Article 1 of the Convention. Protection of workers against acts of anti-union discrimination. The Committee notes that the ICFTU refers to several cases of anti-union discrimination in which workers were dismissed or subjected to pressure by reason of the establishment of trade unions (for example in the textile sector) or for carrying out various trade union activities. The ICFTU states that, although the courts are empowered to order employers to reinstate workers, they cannot compel them to pay compensation. The Committee notes that the Government merely recalls that the Dahir of 16 July 1957 was amended in February 2000 to bring the principles of the national legislation into compliance with the Convention. The Government states that it raises no obstacles to the free exercise of the right to organize and that over 20 trade union federations freely exercise their activities.

In its previous comments (see the observation of 2001), the Committee noted the promulgation on 15 February 2000 of Act No. 11-98, amending and supplementing Dahir No. 1-57-119 of 16 July 1957 on occupational trade unions. The Committee considered on that occasion that the Dahir henceforth afforded adequate protection against acts of anti-union discrimination. However, in the light of the comments made by the ICFTU, the Committee requests the Government to provide information on the operation in practice of the respective procedures and means of recourse, and particularly the channels available to workers to obtain reparation rapidly for any anti-union discrimination.

Article 4. Promotion of free and voluntary collective bargaining. The Committee notes the ICFTU’s indication that, although the effective recognition of the right to collective bargaining is set forth in the law concerning both the private and public sectors, this right is not adequately protected. Accordingly, in practice, and even though collective bargaining has been developed somewhat in the industrial sector and in services (banking, health and the public service), wages are often determined unilaterally by employers, and collective agreements are not always applied, giving rise to numerous disputes. The Government indicates that the application of the principle of collective bargaining is ensured by: (1) the monitoring of industrial relations and the settlement of collective labour disputes in the context of the regular meetings of national and regional investigation and conciliation commissions; (2) the dissemination of the principles of freedom of association and the culture of social dialogue through the organization of seminars; and (3) the support and technical assistance provided by the labour administration for the conclusion of collective agreements. In this respect, the Government refers to the recent conclusion of a collective agreement between the enterprise Cellulose of Morocco and the Democratic Confederation of Labour (CDT) on 19 November 2001. In the event of the failure to apply any of the clauses of the collective agreement, the injured party is entitled to take legal action.

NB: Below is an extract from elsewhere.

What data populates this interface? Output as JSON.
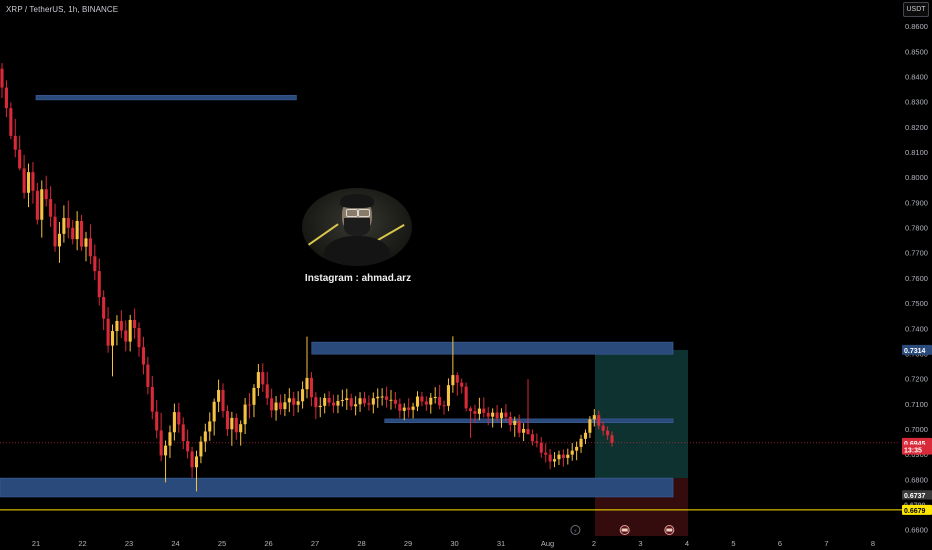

When it receives the Government’s next report, the Committee will examine the legislative aspects of collective bargaining in the light of the new Labour Code. However, the Committee requests the Government to reply specifically to the observation concerning the unilateral determination of wages in practice. Furthermore, while taking due note of the collective agreement concluded on 19 November 2001 between the CDT and the enterprise Cellulose of Morocco, the Committee requests the Government to provide practical information on the general situation with regard to collective bargaining, and particularly the number of collective agreements concluded up to now and the sectors covered.

The Committee will address the other pending issue concerning the right to collective bargaining of certain categories of public servants when it examines the Government’s report due in 2004.